With nearly 3,500 members statewide, the Oklahoma Home and Community Education, Inc., organization continues to make a positive impact on residents and helps them live their best lives through education and service.
Whether it is community beautification, tutoring students, supporting veterans, providing educational scholarships or supporting local 4-H’ers and other groups, Oklahoma Home and Community Education has a hand in many different things going on in communities across the state and their contributions are significant. Established in 1935, the group will celebrate its service to Oklahoma families and communities during Oklahoma Home and Community Education Week, slated May 5-11.
Service to community is a big part of the Oklahoma Home and Community Education group, and with the organization being 3,500 members strong, their impact is felt in large and small communities alike. According to its website, Oklahoma Home and Community Education’s ultimate mission is to “educate its members to be well-informed and able to handle changes in their homes and communities.”
Through its close relationship with the Oklahoma Cooperative Extension Service, which is headquartered at Oklahoma State University, group members translate that vision into reality by learning, then sharing, research-based information on a wide variety of topics.
“Oklahoma Home and Community Education is an amazing organization that impacts the lives of Oklahomans across the state and others across the globe,” said Jorge Atiles, associate dean in OSU’s College of Human Sciences, and who also serves as the state adviser to the organization. “Their partnership with OSU Cooperative Extension has been very successful as they use research-based education to help improve lives of all Oklahomans.”
Leslye Owen, current president of the group, said Oklahoma Home and Community Education covers a broad spectrum of concern in Oklahoma’s communities, including health, family, finance, community and more.
“With our valuable partnership with OSU Cooperative Extension, we have access to research-based information in these areas,” Owen said. “This definitely sets us apart from other organizations. Also, we play a vital role in communities because, especially in the smaller towns, there may not be very many resources available. Oklahoma Home and Community Education is able to open up more resources and educational opportunities that can help many of our state’s families.”
Owen also pointed out the importance of adapting to change and continuing to provide valuable information as populations in rural areas may be declining and city populations grow.
“We can’t stay focused on the things we used to focus on. We have to expand our resources to meet changing needs,” she said. “For example, we need to learn new ways to grow a garden for those who may live in the city with just a balcony for outdoor space. We must stay relevant for our audience.”
Oklahoma Home and Community Education members definitely are making a difference in their communities. Just a few impressive numbers include donating $152,000 worth of books, clothing and other goods; planting over $10,000 worth of plants, trees and shrubs; contributing 31,856 volunteers hours with an economic value of more than three-quarters of a million dollars, through activities such as nursing home visits, reading and tutoring; and have contributed an impressive $67,500 in educational scholarships to 4-H members and other students across the state.
And, it does not stop there. As strong supporters of military personnel and their families in Oklahoma, group members have spent more than 300 volunteer hours and over $9,500 compiling care packages for service men and women. Some clubs across the state share their sewing talents and create Quilts of Valor that are given to local veterans. In addition, the group also has contributed $9,000 in support of 4-H program and activities, as well as donated $20,000 to Oklahoma communities for various projects.

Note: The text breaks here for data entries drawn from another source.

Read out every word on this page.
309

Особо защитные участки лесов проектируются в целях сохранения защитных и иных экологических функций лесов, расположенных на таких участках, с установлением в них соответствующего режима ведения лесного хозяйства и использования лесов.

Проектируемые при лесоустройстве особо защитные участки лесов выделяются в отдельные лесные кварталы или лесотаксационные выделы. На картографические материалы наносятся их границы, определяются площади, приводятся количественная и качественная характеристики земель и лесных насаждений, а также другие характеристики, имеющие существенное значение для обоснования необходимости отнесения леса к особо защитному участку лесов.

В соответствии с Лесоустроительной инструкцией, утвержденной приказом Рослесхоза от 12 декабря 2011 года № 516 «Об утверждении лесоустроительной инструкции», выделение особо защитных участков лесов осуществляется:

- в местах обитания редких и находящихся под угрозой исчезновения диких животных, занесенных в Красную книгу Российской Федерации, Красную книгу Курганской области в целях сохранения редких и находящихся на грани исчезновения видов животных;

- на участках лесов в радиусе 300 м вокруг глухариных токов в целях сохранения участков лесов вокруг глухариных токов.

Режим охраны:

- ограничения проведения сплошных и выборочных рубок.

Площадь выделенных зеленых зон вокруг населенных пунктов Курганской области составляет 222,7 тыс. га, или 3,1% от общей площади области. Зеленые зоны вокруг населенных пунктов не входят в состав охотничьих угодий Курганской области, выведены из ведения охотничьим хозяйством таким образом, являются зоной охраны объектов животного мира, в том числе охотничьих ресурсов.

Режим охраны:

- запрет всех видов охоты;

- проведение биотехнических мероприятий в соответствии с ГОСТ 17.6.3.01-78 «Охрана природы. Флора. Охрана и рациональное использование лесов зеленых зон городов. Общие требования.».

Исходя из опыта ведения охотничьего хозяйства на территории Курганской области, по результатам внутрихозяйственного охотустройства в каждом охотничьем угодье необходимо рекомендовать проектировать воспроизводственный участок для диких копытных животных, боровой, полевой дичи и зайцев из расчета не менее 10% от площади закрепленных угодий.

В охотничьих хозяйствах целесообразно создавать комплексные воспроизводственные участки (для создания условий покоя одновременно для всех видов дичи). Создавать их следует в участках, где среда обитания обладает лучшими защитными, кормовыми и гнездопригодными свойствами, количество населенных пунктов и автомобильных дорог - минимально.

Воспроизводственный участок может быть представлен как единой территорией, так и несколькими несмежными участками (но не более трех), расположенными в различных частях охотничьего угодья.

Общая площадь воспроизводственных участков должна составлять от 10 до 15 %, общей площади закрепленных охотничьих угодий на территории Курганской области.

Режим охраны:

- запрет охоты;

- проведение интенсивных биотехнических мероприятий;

In addition, county based Oklahoma Home and Community Education groups work with family and consumer sciences Extension educators in each of Oklahoma’s 77 counties, as well as district and state Cooperative Extension specialists, to identify local issues, develop educational programming and launch service projects to help families and communities address their concerns.
Dolores Cotton has been an active member for 21 years and is the current Payne County president.
“I joined to learn more about things like canning, baking and other things related to what I can do for my family,” Cotton said. “My club, Pine Vale, makes tooth fairy pillows for kindergarten children in the county and we also make lap quilts to donate to the cancer center. We also have made walker caddies and clothing protectors for an assisted living facility and we sponsor a family in need during Thanksgiving and Christmas. I enjoy the things we do to help our community.”
Although Oklahoma Home and Community Education primarily focuses its good works on Oklahoma, it’s affiliated nationally with the Country Women’s Council of USA and internationally with The Associated Country Women of the World.
“I’ve been a member for 18 years and it has changed my life. I’ve learned things I likely wouldn’t know if not a member,” Owen said. “If you’re looking for a place to meet people with similar interests and have a desire to help others, Oklahoma Home and Community Education might just be what you’re looking for. Contact your local county OSU Cooperative Extension office and ask to get connected with a group in your area. You won’t be sorry.”